We’re excited for our Executive Director, Larry McCrary’s, soon-to-be-released book,
The Marketspace: Essential Relationships Between the Sending Church, Marketplace Worker, and Missionary Team
In anticipation of its release, we wanted to repost a resource we’ve shared over the years that has shaped this new book of the paradigm shift from ‘traditional paths’ to ‘alternative paths’ to mission.
____________________
Traditional Paths to Mission
The responsibility to send, care for, and receive back missionaries belongs to the church, or, more specifically, to the local church from which they are sent. The church is strangely absent, however, from the most common paths to mission followed by missionaries:
As you can see in the above diagram, there are traditionally two main paths to the mission field—through a job transfer with an employer or through joining a missions agency. Either path can land the missionary on the field and lead to missionary engagement, disciple-making, and indigenous church plants. But where is the church in the process?

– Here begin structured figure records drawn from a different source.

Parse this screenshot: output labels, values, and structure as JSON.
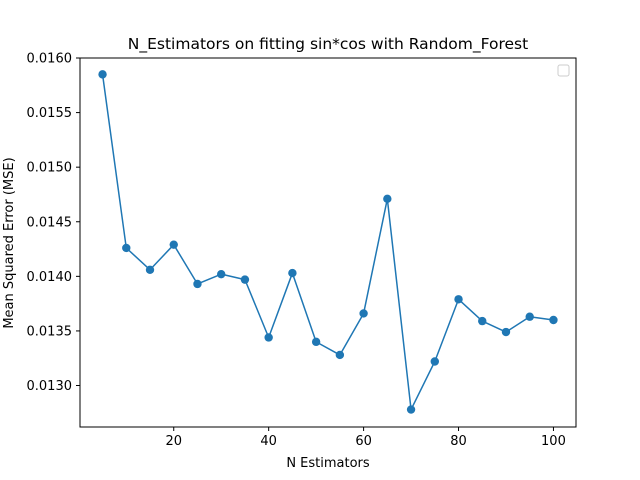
{
  "chart_data": {
    "type": "line",
    "title": "N_Estimators on fitting sin*cos with Random_Forest",
    "xlabel": "N Estimators",
    "ylabel": "Mean Squared Error (MSE)",
    "xlim": [
      0.25,
      104.75
    ],
    "ylim": [
      0.01262,
      0.016
    ],
    "xticks": [
      20,
      40,
      60,
      80,
      100
    ],
    "xtick_labels": [
      "20",
      "40",
      "60",
      "80",
      "100"
    ],
    "yticks": [
      0.013,
      0.0135,
      0.014,
      0.0145,
      0.015,
      0.0155,
      0.016
    ],
    "ytick_labels": [
      "0.0130",
      "0.0135",
      "0.0140",
      "0.0145",
      "0.0150",
      "0.0155",
      "0.0160"
    ],
    "grid": false,
    "legend": {
      "placement": "upper right",
      "entries": []
    },
    "series": [
      {
        "color": "#1f77b4",
        "marker": "circle",
        "x": [
          5,
          10,
          15,
          20,
          25,
          30,
          35,
          40,
          45,
          50,
          55,
          60,
          65,
          70,
          75,
          80,
          85,
          90,
          95,
          100
        ],
        "y": [
          0.01585,
          0.01426,
          0.01406,
          0.01429,
          0.01393,
          0.01402,
          0.01397,
          0.01344,
          0.01403,
          0.0134,
          0.01328,
          0.01366,
          0.01471,
          0.01278,
          0.01322,
          0.01379,
          0.01359,
          0.01349,
          0.01363,
          0.0136
        ]
      }
    ]
  }
}
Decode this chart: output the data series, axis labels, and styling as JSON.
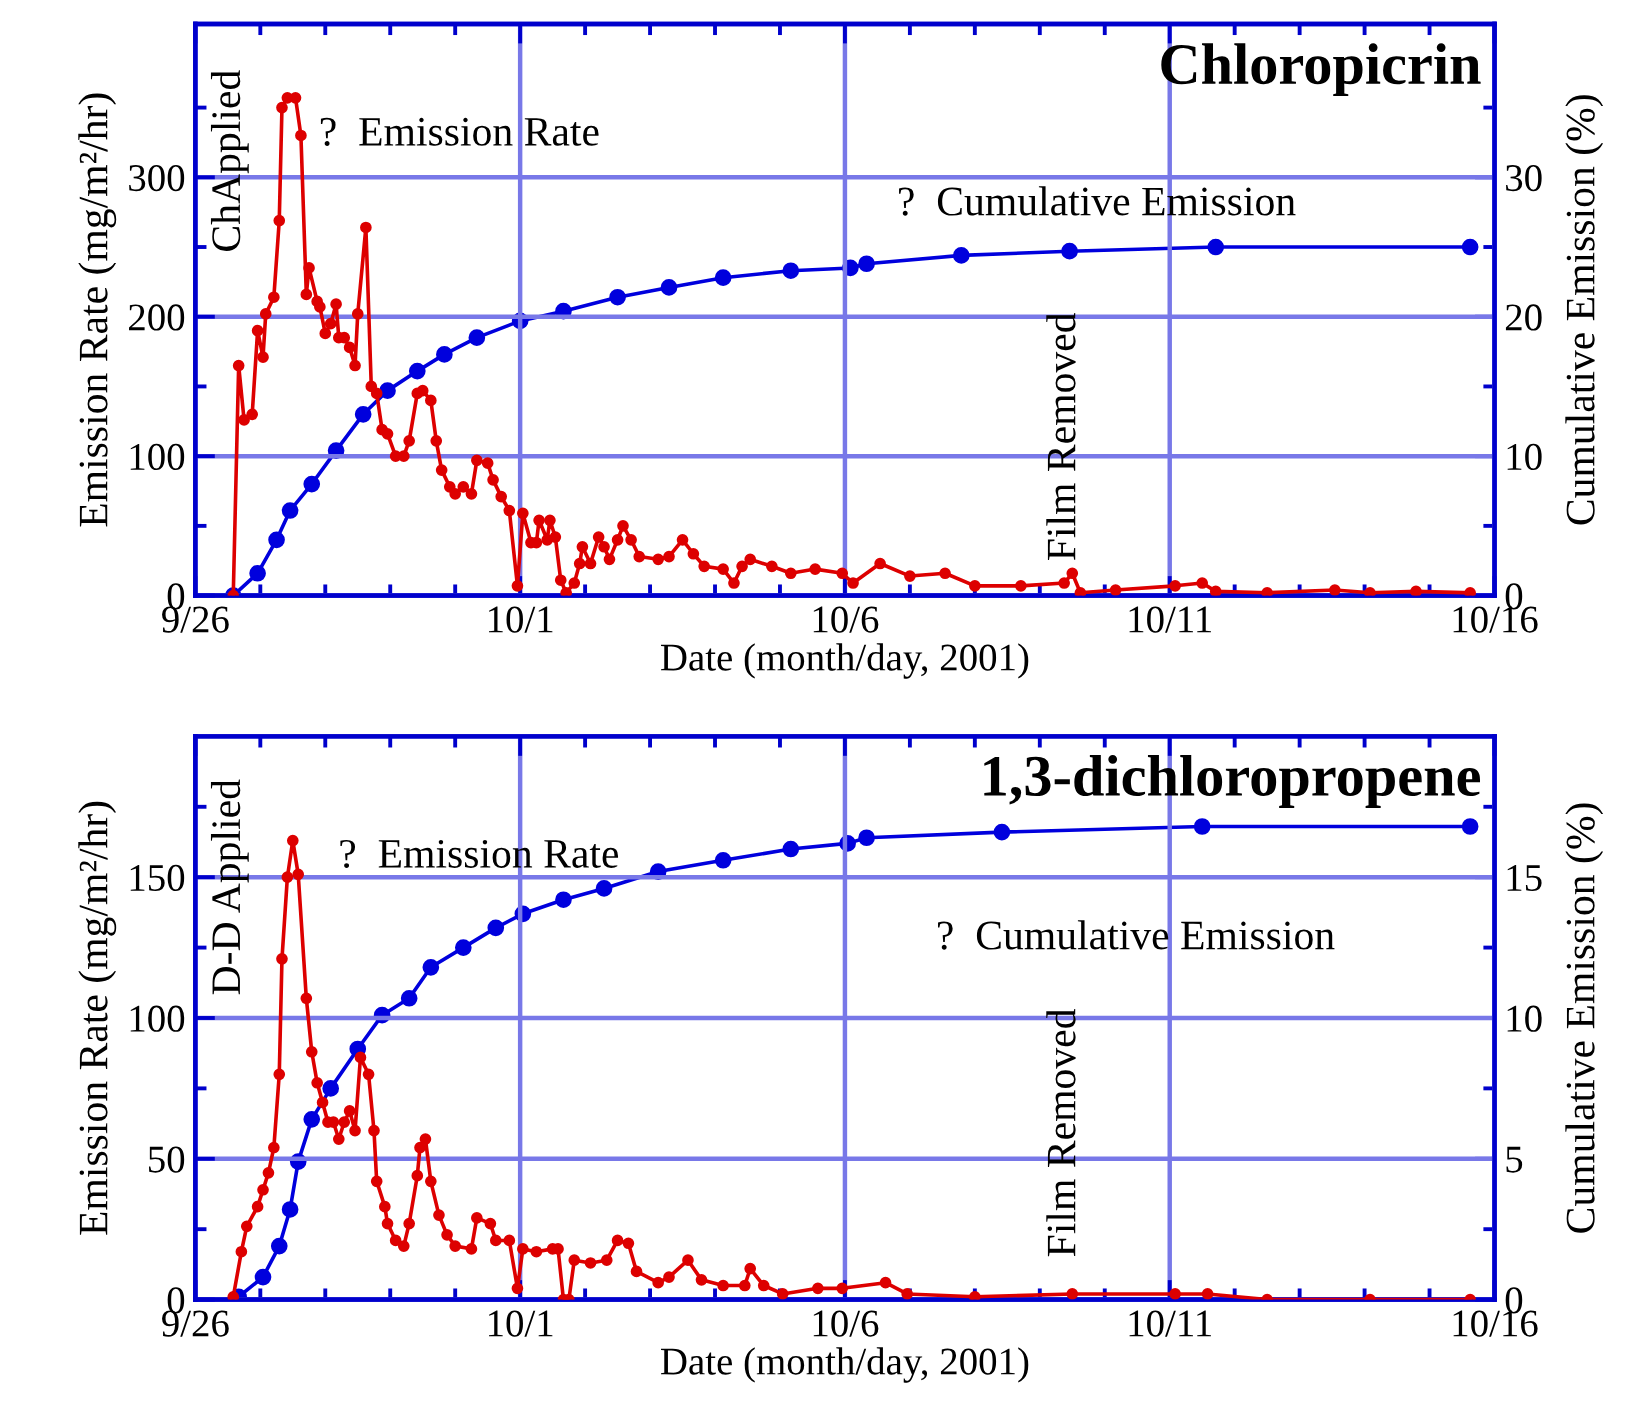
{
  "chart_data": [
    {
      "type": "line",
      "title": "Chloropicrin",
      "xlabel": "Date (month/day, 2001)",
      "ylabel": "Emission Rate (mg/m²/hr)",
      "y2label": "Cumulative Emission (%)",
      "xlim": [
        "2001-09-26",
        "2001-10-16"
      ],
      "xticks": [
        {
          "value": "2001-09-26",
          "label": "9/26"
        },
        {
          "value": "2001-10-01",
          "label": "10/1"
        },
        {
          "value": "2001-10-06",
          "label": "10/6"
        },
        {
          "value": "2001-10-11",
          "label": "10/11"
        },
        {
          "value": "2001-10-16",
          "label": "10/16"
        },
        {
          "value": "2001-09-27",
          "label": null
        },
        {
          "value": "2001-09-28",
          "label": null
        },
        {
          "value": "2001-09-29",
          "label": null
        },
        {
          "value": "2001-09-30",
          "label": null
        },
        {
          "value": "2001-10-02",
          "label": null
        },
        {
          "value": "2001-10-03",
          "label": null
        },
        {
          "value": "2001-10-04",
          "label": null
        },
        {
          "value": "2001-10-05",
          "label": null
        },
        {
          "value": "2001-10-07",
          "label": null
        },
        {
          "value": "2001-10-08",
          "label": null
        },
        {
          "value": "2001-10-09",
          "label": null
        },
        {
          "value": "2001-10-10",
          "label": null
        },
        {
          "value": "2001-10-12",
          "label": null
        },
        {
          "value": "2001-10-13",
          "label": null
        },
        {
          "value": "2001-10-14",
          "label": null
        },
        {
          "value": "2001-10-15",
          "label": null
        }
      ],
      "ylim": [
        0,
        410
      ],
      "yticks": [
        0,
        100,
        200,
        300,
        {
          "value": 50,
          "label": null
        },
        {
          "value": 150,
          "label": null
        },
        {
          "value": 250,
          "label": null
        },
        {
          "value": 350,
          "label": null
        }
      ],
      "y2lim": [
        0,
        41
      ],
      "y2ticks": [
        0,
        10,
        20,
        30,
        {
          "value": 5,
          "label": null
        },
        {
          "value": 15,
          "label": null
        },
        {
          "value": 25,
          "label": null
        },
        {
          "value": 35,
          "label": null
        }
      ],
      "grid": true,
      "marker": "circle",
      "line_style": "solid",
      "annotations": [
        "ChApplied",
        "?  Emission Rate",
        "?  Cumulative Emission",
        "Film Removed"
      ],
      "series": [
        {
          "color": "#dd0000",
          "x": [
            "2001-09-26T14:00",
            "2001-09-26T16:00",
            "2001-09-26T18:00",
            "2001-09-26T21:00",
            "2001-09-26T23:00",
            "2001-09-27T01:00",
            "2001-09-27T02:00",
            "2001-09-27T05:00",
            "2001-09-27T07:00",
            "2001-09-27T08:00",
            "2001-09-27T10:00",
            "2001-09-27T13:00",
            "2001-09-27T15:00",
            "2001-09-27T17:00",
            "2001-09-27T18:00",
            "2001-09-27T21:00",
            "2001-09-27T22:00",
            "2001-09-28T00:00",
            "2001-09-28T02:00",
            "2001-09-28T04:00",
            "2001-09-28T05:00",
            "2001-09-28T07:00",
            "2001-09-28T09:00",
            "2001-09-28T11:00",
            "2001-09-28T12:00",
            "2001-09-28T15:00",
            "2001-09-28T17:00",
            "2001-09-28T19:00",
            "2001-09-28T21:00",
            "2001-09-28T23:00",
            "2001-09-29T02:00",
            "2001-09-29T05:00",
            "2001-09-29T07:00",
            "2001-09-29T10:00",
            "2001-09-29T12:00",
            "2001-09-29T15:00",
            "2001-09-29T17:00",
            "2001-09-29T19:00",
            "2001-09-29T22:00",
            "2001-09-30T00:00",
            "2001-09-30T03:00",
            "2001-09-30T06:00",
            "2001-09-30T08:00",
            "2001-09-30T12:00",
            "2001-09-30T14:00",
            "2001-09-30T17:00",
            "2001-09-30T20:00",
            "2001-09-30T23:00",
            "2001-10-01T01:00",
            "2001-10-01T04:00",
            "2001-10-01T06:00",
            "2001-10-01T07:00",
            "2001-10-01T10:00",
            "2001-10-01T11:00",
            "2001-10-01T13:00",
            "2001-10-01T15:00",
            "2001-10-01T17:00",
            "2001-10-01T20:00",
            "2001-10-01T22:00",
            "2001-10-01T23:00",
            "2001-10-02T02:00",
            "2001-10-02T05:00",
            "2001-10-02T07:00",
            "2001-10-02T09:00",
            "2001-10-02T12:00",
            "2001-10-02T14:00",
            "2001-10-02T17:00",
            "2001-10-02T20:00",
            "2001-10-03T03:00",
            "2001-10-03T07:00",
            "2001-10-03T12:00",
            "2001-10-03T16:00",
            "2001-10-03T20:00",
            "2001-10-04T03:00",
            "2001-10-04T07:00",
            "2001-10-04T10:00",
            "2001-10-04T13:00",
            "2001-10-04T21:00",
            "2001-10-05T04:00",
            "2001-10-05T13:00",
            "2001-10-05T23:00",
            "2001-10-06T03:00",
            "2001-10-06T13:00",
            "2001-10-07T00:00",
            "2001-10-07T13:00",
            "2001-10-08T00:00",
            "2001-10-08T17:00",
            "2001-10-09T09:00",
            "2001-10-09T12:00",
            "2001-10-09T15:00",
            "2001-10-10T04:00",
            "2001-10-11T02:00",
            "2001-10-11T12:00",
            "2001-10-11T17:00",
            "2001-10-12T12:00",
            "2001-10-13T13:00",
            "2001-10-14T02:00",
            "2001-10-14T19:00",
            "2001-10-15T15:00"
          ],
          "values": [
            0,
            165,
            126,
            130,
            190,
            171,
            202,
            214,
            269,
            350,
            357,
            357,
            330,
            216,
            235,
            211,
            207,
            188,
            195,
            209,
            185,
            185,
            178,
            165,
            202,
            264,
            150,
            145,
            119,
            116,
            100,
            100,
            111,
            145,
            147,
            140,
            111,
            90,
            78,
            73,
            78,
            73,
            97,
            95,
            83,
            71,
            61,
            7,
            59,
            38,
            38,
            54,
            40,
            54,
            42,
            11,
            2,
            9,
            23,
            35,
            23,
            42,
            35,
            26,
            40,
            50,
            40,
            28,
            26,
            28,
            40,
            30,
            21,
            19,
            9,
            21,
            26,
            21,
            16,
            19,
            16,
            9,
            23,
            14,
            16,
            7,
            7,
            9,
            16,
            2,
            4,
            7,
            9,
            3,
            2,
            4,
            2,
            3,
            2
          ]
        },
        {
          "color": "#0000dd",
          "axis": "y2",
          "x": [
            "2001-09-26T14:00",
            "2001-09-26T23:00",
            "2001-09-27T06:00",
            "2001-09-27T11:00",
            "2001-09-27T19:00",
            "2001-09-28T04:00",
            "2001-09-28T14:00",
            "2001-09-28T23:00",
            "2001-09-29T10:00",
            "2001-09-29T20:00",
            "2001-09-30T08:00",
            "2001-10-01T00:00",
            "2001-10-01T16:00",
            "2001-10-02T12:00",
            "2001-10-03T07:00",
            "2001-10-04T03:00",
            "2001-10-05T04:00",
            "2001-10-06T02:00",
            "2001-10-06T08:00",
            "2001-10-07T19:00",
            "2001-10-09T11:00",
            "2001-10-11T17:00",
            "2001-10-15T15:00"
          ],
          "values": [
            0,
            1.6,
            4.0,
            6.1,
            8.0,
            10.4,
            13.0,
            14.7,
            16.1,
            17.3,
            18.5,
            19.7,
            20.4,
            21.4,
            22.1,
            22.8,
            23.3,
            23.5,
            23.8,
            24.4,
            24.7,
            25.0,
            25.0
          ]
        }
      ]
    },
    {
      "type": "line",
      "title": "1,3-dichloropropene",
      "xlabel": "Date (month/day, 2001)",
      "ylabel": "Emission Rate (mg/m²/hr)",
      "y2label": "Cumulative Emission (%)",
      "xlim": [
        "2001-09-26",
        "2001-10-16"
      ],
      "xticks": [
        {
          "value": "2001-09-26",
          "label": "9/26"
        },
        {
          "value": "2001-10-01",
          "label": "10/1"
        },
        {
          "value": "2001-10-06",
          "label": "10/6"
        },
        {
          "value": "2001-10-11",
          "label": "10/11"
        },
        {
          "value": "2001-10-16",
          "label": "10/16"
        },
        {
          "value": "2001-09-27",
          "label": null
        },
        {
          "value": "2001-09-28",
          "label": null
        },
        {
          "value": "2001-09-29",
          "label": null
        },
        {
          "value": "2001-09-30",
          "label": null
        },
        {
          "value": "2001-10-02",
          "label": null
        },
        {
          "value": "2001-10-03",
          "label": null
        },
        {
          "value": "2001-10-04",
          "label": null
        },
        {
          "value": "2001-10-05",
          "label": null
        },
        {
          "value": "2001-10-07",
          "label": null
        },
        {
          "value": "2001-10-08",
          "label": null
        },
        {
          "value": "2001-10-09",
          "label": null
        },
        {
          "value": "2001-10-10",
          "label": null
        },
        {
          "value": "2001-10-12",
          "label": null
        },
        {
          "value": "2001-10-13",
          "label": null
        },
        {
          "value": "2001-10-14",
          "label": null
        },
        {
          "value": "2001-10-15",
          "label": null
        }
      ],
      "ylim": [
        0,
        200
      ],
      "yticks": [
        0,
        50,
        100,
        150,
        {
          "value": 25,
          "label": null
        },
        {
          "value": 75,
          "label": null
        },
        {
          "value": 125,
          "label": null
        },
        {
          "value": 175,
          "label": null
        }
      ],
      "y2lim": [
        0,
        20
      ],
      "y2ticks": [
        0,
        5,
        10,
        15,
        {
          "value": 2.5,
          "label": null
        },
        {
          "value": 7.5,
          "label": null
        },
        {
          "value": 12.5,
          "label": null
        },
        {
          "value": 17.5,
          "label": null
        }
      ],
      "grid": true,
      "marker": "circle",
      "line_style": "solid",
      "annotations": [
        "D-D Applied",
        "?  Emission Rate",
        "?  Cumulative Emission",
        "Film Removed"
      ],
      "series": [
        {
          "color": "#dd0000",
          "x": [
            "2001-09-26T14:00",
            "2001-09-26T17:00",
            "2001-09-26T19:00",
            "2001-09-26T23:00",
            "2001-09-27T01:00",
            "2001-09-27T03:00",
            "2001-09-27T05:00",
            "2001-09-27T07:00",
            "2001-09-27T08:00",
            "2001-09-27T10:00",
            "2001-09-27T12:00",
            "2001-09-27T14:00",
            "2001-09-27T17:00",
            "2001-09-27T19:00",
            "2001-09-27T21:00",
            "2001-09-27T23:00",
            "2001-09-28T01:00",
            "2001-09-28T03:00",
            "2001-09-28T05:00",
            "2001-09-28T07:00",
            "2001-09-28T09:00",
            "2001-09-28T11:00",
            "2001-09-28T13:00",
            "2001-09-28T16:00",
            "2001-09-28T18:00",
            "2001-09-28T19:00",
            "2001-09-28T22:00",
            "2001-09-28T23:00",
            "2001-09-29T02:00",
            "2001-09-29T05:00",
            "2001-09-29T07:00",
            "2001-09-29T10:00",
            "2001-09-29T11:00",
            "2001-09-29T13:00",
            "2001-09-29T15:00",
            "2001-09-29T18:00",
            "2001-09-29T21:00",
            "2001-09-30T00:00",
            "2001-09-30T06:00",
            "2001-09-30T08:00",
            "2001-09-30T13:00",
            "2001-09-30T15:00",
            "2001-09-30T20:00",
            "2001-09-30T23:00",
            "2001-10-01T01:00",
            "2001-10-01T06:00",
            "2001-10-01T12:00",
            "2001-10-01T14:00",
            "2001-10-01T16:00",
            "2001-10-01T18:00",
            "2001-10-01T20:00",
            "2001-10-02T02:00",
            "2001-10-02T08:00",
            "2001-10-02T12:00",
            "2001-10-02T16:00",
            "2001-10-02T19:00",
            "2001-10-03T03:00",
            "2001-10-03T07:00",
            "2001-10-03T14:00",
            "2001-10-03T19:00",
            "2001-10-04T03:00",
            "2001-10-04T11:00",
            "2001-10-04T13:00",
            "2001-10-04T18:00",
            "2001-10-05T01:00",
            "2001-10-05T14:00",
            "2001-10-05T23:00",
            "2001-10-06T15:00",
            "2001-10-06T23:00",
            "2001-10-08T00:00",
            "2001-10-09T12:00",
            "2001-10-11T02:00",
            "2001-10-11T14:00",
            "2001-10-12T12:00",
            "2001-10-14T02:00",
            "2001-10-15T15:00"
          ],
          "values": [
            1,
            17,
            26,
            33,
            39,
            45,
            54,
            80,
            121,
            150,
            163,
            151,
            107,
            88,
            77,
            70,
            63,
            63,
            57,
            63,
            67,
            60,
            86,
            80,
            60,
            42,
            33,
            27,
            21,
            19,
            27,
            44,
            54,
            57,
            42,
            30,
            23,
            19,
            18,
            29,
            27,
            21,
            21,
            4,
            18,
            17,
            18,
            18,
            0,
            0,
            14,
            13,
            14,
            21,
            20,
            10,
            6,
            8,
            14,
            7,
            5,
            5,
            11,
            5,
            2,
            4,
            4,
            6,
            2,
            1,
            2,
            2,
            2,
            0,
            0,
            0
          ]
        },
        {
          "color": "#0000dd",
          "axis": "y2",
          "x": [
            "2001-09-26T16:00",
            "2001-09-27T01:00",
            "2001-09-27T07:00",
            "2001-09-27T11:00",
            "2001-09-27T14:00",
            "2001-09-27T19:00",
            "2001-09-28T02:00",
            "2001-09-28T12:00",
            "2001-09-28T21:00",
            "2001-09-29T07:00",
            "2001-09-29T15:00",
            "2001-09-30T03:00",
            "2001-09-30T15:00",
            "2001-10-01T01:00",
            "2001-10-01T16:00",
            "2001-10-02T07:00",
            "2001-10-03T03:00",
            "2001-10-04T03:00",
            "2001-10-05T04:00",
            "2001-10-06T01:00",
            "2001-10-06T08:00",
            "2001-10-08T10:00",
            "2001-10-11T12:00",
            "2001-10-15T15:00"
          ],
          "values": [
            0.1,
            0.8,
            1.9,
            3.2,
            4.9,
            6.4,
            7.5,
            8.9,
            10.1,
            10.7,
            11.8,
            12.5,
            13.2,
            13.7,
            14.2,
            14.6,
            15.2,
            15.6,
            16.0,
            16.2,
            16.4,
            16.6,
            16.8,
            16.8
          ]
        }
      ]
    }
  ]
}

Alternative Paths to Mission
There is a better way. There is a way for the church to join in the work on the field and not leave her sent ones alone. There is a way for the church to learn from the experience of those it has sent:
As you can see in the above diagram, the traditional paths to mission remain, but the local church retains the sending authority given by Christ. Moreover, those paths are two of many and can be applied not only to international mission, but also to all of the missionaries who remain in the neighborhoods and communities where God has already placed them. In each case above, the local church retains authority in the life of the ones sent and helps them determine how engagement will happen. The missionaries are loved and shepherded, and the local church reaps the wonderful benefits of learning from the members’ experiences on the field. As a result, people in the local church become partners on the field and learn to think and act like the people they already are: sent ones.